P. Stephen Baenziger

Date of this Version

8-2019

Citation

Delaney, A. 2019. Investigating Parental Effects on End-Use Quality in Hard Winter Wheat (Triticum aestivum L.) Hybrids. M.S. Thesis, University of Nebraska-Lincoln.

Comments

A THESIS presented to the faculty of the Graduate College of the University of Nebraska in partial fulfillment of requirements for the degree of Master of Science, Major: Agronomy, Under the supervision of Professor P. Stephen Baenziger. Lincoln, Nebraska: August 2019.
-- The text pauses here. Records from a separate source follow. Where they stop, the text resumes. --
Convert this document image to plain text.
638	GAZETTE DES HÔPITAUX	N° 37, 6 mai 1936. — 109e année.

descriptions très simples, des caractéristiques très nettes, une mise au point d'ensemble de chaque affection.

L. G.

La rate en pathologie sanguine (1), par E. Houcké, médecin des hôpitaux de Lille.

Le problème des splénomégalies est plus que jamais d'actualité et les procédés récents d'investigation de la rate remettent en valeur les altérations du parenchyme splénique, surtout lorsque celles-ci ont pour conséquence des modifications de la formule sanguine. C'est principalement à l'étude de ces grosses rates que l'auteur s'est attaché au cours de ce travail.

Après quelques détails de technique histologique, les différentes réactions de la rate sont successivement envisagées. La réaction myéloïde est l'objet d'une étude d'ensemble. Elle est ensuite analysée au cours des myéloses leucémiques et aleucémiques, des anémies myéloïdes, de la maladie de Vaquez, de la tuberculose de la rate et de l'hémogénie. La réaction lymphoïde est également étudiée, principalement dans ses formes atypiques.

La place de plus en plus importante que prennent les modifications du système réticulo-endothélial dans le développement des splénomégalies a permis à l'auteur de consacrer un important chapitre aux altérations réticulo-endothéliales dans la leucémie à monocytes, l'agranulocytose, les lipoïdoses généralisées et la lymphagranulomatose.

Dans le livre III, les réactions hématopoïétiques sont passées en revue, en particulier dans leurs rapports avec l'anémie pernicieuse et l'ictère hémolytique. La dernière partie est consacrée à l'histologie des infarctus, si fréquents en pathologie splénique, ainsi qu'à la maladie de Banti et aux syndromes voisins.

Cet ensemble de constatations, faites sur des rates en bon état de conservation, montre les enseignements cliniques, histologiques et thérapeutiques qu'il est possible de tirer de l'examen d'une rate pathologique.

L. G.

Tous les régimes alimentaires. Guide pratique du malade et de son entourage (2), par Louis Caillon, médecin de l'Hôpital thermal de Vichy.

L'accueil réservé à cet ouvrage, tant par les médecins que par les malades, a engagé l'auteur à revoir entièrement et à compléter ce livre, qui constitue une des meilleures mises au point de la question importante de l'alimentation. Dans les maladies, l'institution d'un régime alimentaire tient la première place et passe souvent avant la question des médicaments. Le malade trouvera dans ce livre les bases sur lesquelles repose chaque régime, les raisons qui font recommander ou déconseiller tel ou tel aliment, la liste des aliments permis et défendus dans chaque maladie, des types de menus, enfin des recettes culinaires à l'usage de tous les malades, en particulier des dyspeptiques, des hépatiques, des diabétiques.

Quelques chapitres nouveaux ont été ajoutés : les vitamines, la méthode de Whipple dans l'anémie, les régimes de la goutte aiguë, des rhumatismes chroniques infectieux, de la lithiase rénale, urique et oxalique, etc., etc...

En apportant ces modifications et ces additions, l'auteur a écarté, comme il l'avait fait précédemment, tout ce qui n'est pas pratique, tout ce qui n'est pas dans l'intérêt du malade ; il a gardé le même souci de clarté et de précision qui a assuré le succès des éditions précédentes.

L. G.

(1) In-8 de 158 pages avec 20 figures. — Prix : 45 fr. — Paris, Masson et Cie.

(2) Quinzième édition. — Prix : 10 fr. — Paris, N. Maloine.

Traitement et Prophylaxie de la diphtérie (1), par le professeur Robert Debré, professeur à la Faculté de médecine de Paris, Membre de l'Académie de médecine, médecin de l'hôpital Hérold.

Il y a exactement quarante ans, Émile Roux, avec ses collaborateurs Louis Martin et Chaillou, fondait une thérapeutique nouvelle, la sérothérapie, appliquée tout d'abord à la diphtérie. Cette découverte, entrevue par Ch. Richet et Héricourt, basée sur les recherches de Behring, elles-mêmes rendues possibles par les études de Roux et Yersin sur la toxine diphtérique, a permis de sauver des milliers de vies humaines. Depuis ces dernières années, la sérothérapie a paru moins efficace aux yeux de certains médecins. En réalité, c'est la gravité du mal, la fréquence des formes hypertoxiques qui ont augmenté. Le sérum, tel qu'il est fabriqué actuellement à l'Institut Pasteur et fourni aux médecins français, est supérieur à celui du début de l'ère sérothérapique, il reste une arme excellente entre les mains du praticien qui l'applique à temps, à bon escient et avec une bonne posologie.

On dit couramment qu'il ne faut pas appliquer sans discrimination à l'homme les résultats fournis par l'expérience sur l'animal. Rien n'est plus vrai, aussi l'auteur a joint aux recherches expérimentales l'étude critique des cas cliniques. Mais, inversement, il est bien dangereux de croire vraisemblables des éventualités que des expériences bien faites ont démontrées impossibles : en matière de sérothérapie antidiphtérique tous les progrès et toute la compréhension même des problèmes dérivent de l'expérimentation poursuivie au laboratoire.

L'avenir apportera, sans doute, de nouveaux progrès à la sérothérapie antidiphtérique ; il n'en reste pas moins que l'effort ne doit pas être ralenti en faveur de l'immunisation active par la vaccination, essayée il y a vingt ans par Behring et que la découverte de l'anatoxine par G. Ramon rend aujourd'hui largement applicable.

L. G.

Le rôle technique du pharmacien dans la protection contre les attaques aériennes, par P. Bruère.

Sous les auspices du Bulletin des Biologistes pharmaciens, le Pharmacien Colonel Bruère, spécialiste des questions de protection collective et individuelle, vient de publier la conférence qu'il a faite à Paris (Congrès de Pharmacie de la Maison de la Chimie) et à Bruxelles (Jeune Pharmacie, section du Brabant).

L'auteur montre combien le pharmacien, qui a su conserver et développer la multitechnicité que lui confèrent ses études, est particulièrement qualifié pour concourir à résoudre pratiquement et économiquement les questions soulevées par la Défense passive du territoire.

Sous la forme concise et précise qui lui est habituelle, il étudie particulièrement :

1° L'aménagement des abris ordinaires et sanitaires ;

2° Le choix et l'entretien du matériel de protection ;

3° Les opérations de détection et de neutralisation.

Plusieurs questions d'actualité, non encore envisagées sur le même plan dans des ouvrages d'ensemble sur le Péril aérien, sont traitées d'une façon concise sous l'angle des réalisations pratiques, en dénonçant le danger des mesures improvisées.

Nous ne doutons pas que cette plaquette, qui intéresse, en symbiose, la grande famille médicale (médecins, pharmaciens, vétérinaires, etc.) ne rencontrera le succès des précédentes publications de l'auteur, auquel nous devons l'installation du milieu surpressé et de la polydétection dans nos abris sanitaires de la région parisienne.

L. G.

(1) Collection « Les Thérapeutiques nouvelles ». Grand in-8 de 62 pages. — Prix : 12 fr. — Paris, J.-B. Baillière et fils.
Copyright (c) 2019 Anthony R. Delaney

Abstract

To optimize the performance and marketing of hybrid wheat, breeders need to understand the impact parents have on end-use quality. The goal of this study was to investigate the inheritance of end-use quality traits of hard winter wheat reciprocal hybrids produced by Easterly (2017). The 2016 analysis included 71 reciprocal hybrid combinations from 13 parents and the 2017 analysis included 79 reciprocal hybrid combinations from 14 parents. The reciprocals were composed of crosses between the top performing and bottom performing parents with respect to end-use quality as quantified by a Mixograph, a SDS sedimentation assay, and a SDS-SRC hybrid assay. The Mixograph was digitalized using Mixsmart® software provided by the National Manufacturing Company (National Manufacturing Company) and two Mixograph analyses were derived to determine the quality of the hybrid; the mix peak time (min) analysis, and the gluten strength {(%TQ*min)/grams of protein} x tolerance (unitless) analysis. In general, the Mixograph analyses of the reciprocals indicated the dough strength of the hybrid tended to reflect the dough strength of the female parent as hybrids that combined a strong female with a strong male and hybrids that combined a strong female with a weak male had relatively strong dough strength. Conversely, the hybrids that combined a weak female with a weak male and a weak female with a strong male exhibited relatively weak dough strength. The maternal effects could be due to higher rates of self-pollination than initially thought, or due to the genetic composition of the triploid endosperm, which is composed of 2N maternal and 1N paternal DNA. Easterly indicated that one parent, NE07531 was well sterilized, and hybrids NE07531 was the female parent appeared to have mid-parent dough strength, suggesting that at least in some cases, true hybrids were produced. Irrespective of any reciprocal cross differences, it appeared in some cases a single high quality parent can potentially mask end-use quality deficiencies of the other parent in the performance of the hybrid, but this need further work to determine.